Not solely is neurotoxicologist Alexandra Colón-Rodríguez investigating the true results of mercury poisoning on the human mind and nervous system, she’s additionally serving to to advertise the work of scientists and different ladies in STEM from her native Puerto Rico.
Dr Colón-Rodríguez, who’s presently a postdoctoral scientist on the College of California, Davis, has centered on the results of an environmental toxin referred to as methylmercury (MeHg) on the human nervous system.
“Analysis on MeHg toxicity is important as a result of as gold costs have continued to rise, so has the quantity of artisanal (small-scale) and unlawful gold mining utilizing mercury, resulting in elevated mercury emissions to the surroundings,” Colón-Rodríguez mentioned, including that this contamination is especially rising throughout the World South.
She says that though Mercury exists within the surroundings by pure causes like volcanoes and incidence within the earth’s crust), it’s the human-driven (anthropogenic) makes use of and sources that are contributing to its continued and rising presence throughout us.
“Anthropogenic sources embrace the burning of fossil fuels and mercury use for artisanal gold mining,” she mentioned.
Colón-Rodríguez says as soon as mercury will get to water sources, it’s methylated (modified to an natural kind, MeHg) by micro organism, and it begins to build up within the our bodies of fish.
“Then, populations consuming the contaminated fish will probably be uncovered to MeHg and poisoning results embrace visible, sensory, and motor dysfunction,” she mentioned.
Supporting Puerto Rican Ladies in STEM
Colón-Rodríguez says she was the primary in her household to pursue a PhD.

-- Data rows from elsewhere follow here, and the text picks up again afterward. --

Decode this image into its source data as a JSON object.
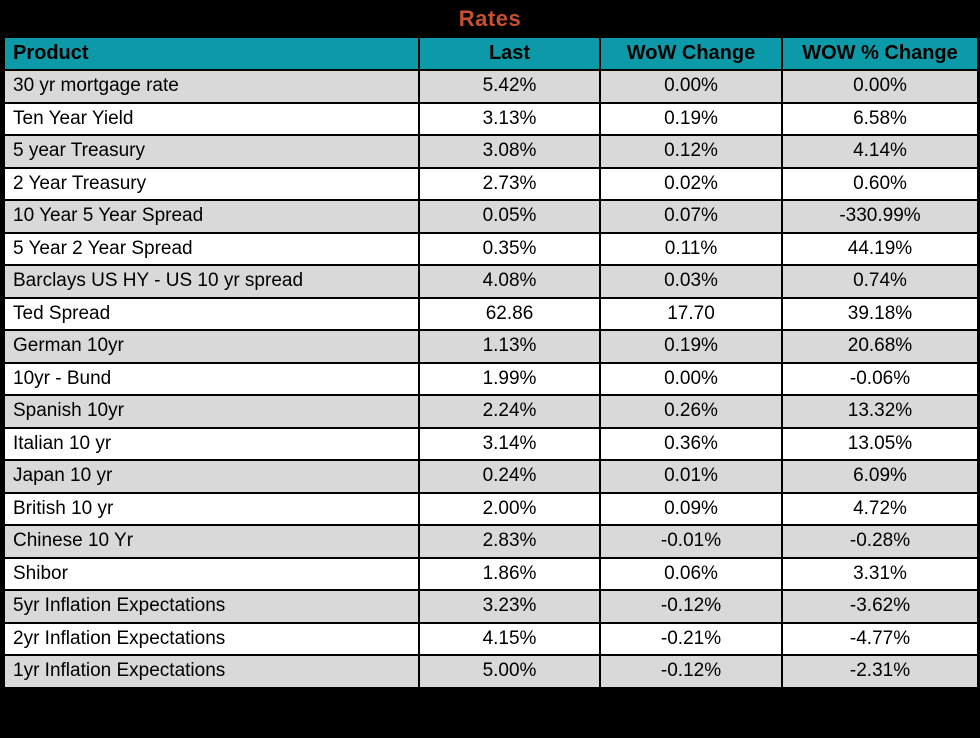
{
  "title": "Rates",
  "colors": {
    "title_text": "#C7502F",
    "header_bg": "#0D9AA8",
    "row_alt_bg": "#D9D9D9",
    "row_bg": "#FFFFFF",
    "grid": "#000000",
    "frame_bg": "#000000"
  },
  "chart_data": {
    "type": "table",
    "title": "Rates",
    "columns": [
      "Product",
      "Last",
      "WoW Change",
      "WOW % Change"
    ],
    "rows": [
      [
        "30 yr mortgage rate",
        "5.42%",
        "0.00%",
        "0.00%"
      ],
      [
        "Ten Year Yield",
        "3.13%",
        "0.19%",
        "6.58%"
      ],
      [
        "5 year Treasury",
        "3.08%",
        "0.12%",
        "4.14%"
      ],
      [
        "2 Year Treasury",
        "2.73%",
        "0.02%",
        "0.60%"
      ],
      [
        "10 Year 5 Year Spread",
        "0.05%",
        "0.07%",
        "-330.99%"
      ],
      [
        "5 Year 2 Year Spread",
        "0.35%",
        "0.11%",
        "44.19%"
      ],
      [
        "Barclays US HY - US 10 yr spread",
        "4.08%",
        "0.03%",
        "0.74%"
      ],
      [
        "Ted Spread",
        "62.86",
        "17.70",
        "39.18%"
      ],
      [
        "German 10yr",
        "1.13%",
        "0.19%",
        "20.68%"
      ],
      [
        "10yr - Bund",
        "1.99%",
        "0.00%",
        "-0.06%"
      ],
      [
        "Spanish 10yr",
        "2.24%",
        "0.26%",
        "13.32%"
      ],
      [
        "Italian 10 yr",
        "3.14%",
        "0.36%",
        "13.05%"
      ],
      [
        "Japan 10 yr",
        "0.24%",
        "0.01%",
        "6.09%"
      ],
      [
        "British 10 yr",
        "2.00%",
        "0.09%",
        "4.72%"
      ],
      [
        "Chinese 10 Yr",
        "2.83%",
        "-0.01%",
        "-0.28%"
      ],
      [
        "Shibor",
        "1.86%",
        "0.06%",
        "3.31%"
      ],
      [
        "5yr Inflation Expectations",
        "3.23%",
        "-0.12%",
        "-3.62%"
      ],
      [
        "2yr Inflation Expectations",
        "4.15%",
        "-0.21%",
        "-4.77%"
      ],
      [
        "1yr Inflation Expectations",
        "5.00%",
        "-0.12%",
        "-2.31%"
      ]
    ]
  }
}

“I used to be born and raised in Santurce, Puerto Rico, particularly within the space with essentially the most low-income inhabitants of the capital, San Juan, I come from a low-income household,” Colón-Rodríguez mentioned, including that generally, in that surroundings, in the event you shared that you just preferred science, the very first thing that folks would say was “go to medical college,.” at that was what was the primary STEM profession folks considered on the time.
“Changing into a scientist was not even considered, and through my schooling within the public college system in PR, I did not get publicity to a scientist in actual life,” she mentioned.
However throughout her junior 12 months in school her father, who had not too long ago been recognized with a mind dysfunction, died.
“That fueled my ardour for locating how the mind works and modifications in ailments, particularly how environmental stressors can result in mind modifications that end in illness or extra particularly, behavioral alterations,” she mentioned.
Colón-Rodríguez would additionally go on to discovered the STEAM100x35 initiative (named for the 100 mile by 35 mile dimensions of Puerto Rico), which showcases ladies from the island working in Science, Know-how, Engineering, Arts, and Math world wide.
“As a Puerto Rican, the dearth of visibility of Puerto Rican ladies in science and the little publicity to science I skilled rising up motivated me to turn into very energetic in science communication/outreach initiatives along with my analysis,” she mentioned.
Her co-founder is Dr Semarhy Quiñones-Soto, a genetics lecturer at California State College, Sacramento. This microbiologist can also be an writer: her e-book, Varieties of Scientists: A Coloring E-book for All Ages, goals to tell about totally different science fields, job positions and careers obtainable to present and future scientists through drawings of ladies in science fields.
He says that accelerating deforestation, a whole bunch of kilometers from the ocean, is probably bringing heavy metallic contamination, significantly mercury air pollution, to coastlines internationally.
In his earlier research of mercury ranges within the hair strands of populations in Colombia, Olivero-Verbal discovered that fisherman in Cauca area had a median focus of 9 components per million (ppm), whereas indigenous communities on the Caquetá River, within the nation’s south had 17.3 ppm. The internationally recognised ‘secure’ degree is just one ppm.
Olivero-Verbal mentioned, based mostly on his staff’s analysis in Colombia, as soon as forests are minimize down or burned for roads or pasture-land, soils containing heavy metals move into creeks, with this silt finally arriving on the sea.
His analysis staff has seen how microplastics, stuffed with molecule-sized crevices, can then carry these heavy metallic molecules to far-away coasts.